If this conversion is not possible, you can set the length units used
by Box2D using `b2SetLengthUnitsPerMeter()`. This is experimental and not
well tested.
## Debug Drawing
You can implement the function pointers in `b2DebugDraw` struct to get detailed
drawing of the Box2D world. Debug draw provides:
- shapes
- joints
- broad-phase axis-aligned bounding boxes (AABBs)
- center of mass
- contact points
This is the preferred method of drawing the Box2D simulation, rather
than accessing the data directly. The reason is that much of the
necessary data is internal and subject to change.
The samples application draws the Box2D world using the `b2DebugDraw`.
## Limitations
Box2D uses several approximations to simulate rigid body physics
efficiently. This brings some limitations.
Here are the current limitations:
1. Extreme mass ratios may cause joint stretching and collision overlap.
2. Box2D uses soft constraints to improve robustness. This can lead to joint and contact flexing.
3. Continuous collision does not handle all situations. For example, general dynamic versus dynamic continuous collision is not handled. [Bullets](#bullets) handle this in a limited way.
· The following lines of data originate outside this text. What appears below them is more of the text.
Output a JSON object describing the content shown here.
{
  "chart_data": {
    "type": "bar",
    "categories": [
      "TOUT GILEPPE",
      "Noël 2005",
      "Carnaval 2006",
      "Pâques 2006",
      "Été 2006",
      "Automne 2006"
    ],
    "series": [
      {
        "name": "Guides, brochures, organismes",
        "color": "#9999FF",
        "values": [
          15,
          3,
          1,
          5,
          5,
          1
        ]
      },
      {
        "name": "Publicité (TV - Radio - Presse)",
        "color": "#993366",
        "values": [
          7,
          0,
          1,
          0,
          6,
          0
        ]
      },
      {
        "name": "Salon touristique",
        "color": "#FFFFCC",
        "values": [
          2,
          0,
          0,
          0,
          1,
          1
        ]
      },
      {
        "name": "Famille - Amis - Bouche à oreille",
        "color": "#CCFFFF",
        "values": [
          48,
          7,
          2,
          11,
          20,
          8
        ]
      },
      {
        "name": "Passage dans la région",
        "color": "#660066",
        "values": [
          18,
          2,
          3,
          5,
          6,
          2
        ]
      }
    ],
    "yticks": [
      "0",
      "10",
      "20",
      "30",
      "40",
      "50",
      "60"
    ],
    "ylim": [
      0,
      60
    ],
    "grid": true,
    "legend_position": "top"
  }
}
This is done for performance reasons.
4. Continuous collision does not handle joints. So you may see joint stretching on fast moving objects. Usually the joints recover after a few time steps.
5. Box2D uses the [semi-implicit Euler method](https://en.wikipedia.org/wiki/Semi-implicit_Euler_method) to solve the [equations of motion](https://en.wikipedia.org/wiki/Equations_of_motion). It does not reproduce exactly the parabolic motion of projectiles and has only first-order accuracy. However it is fast and has good stability.
6. Box2D uses a the [Gauss-Seidel method](https://en.wikipedia.org/wiki/Gauss%E2%80%93Seidel_method) to solve constraints and achieve real-time performance. You will not get precisely rigid collisions or pixel perfect accuracy. Increasing the sub-step count will improve accuracy.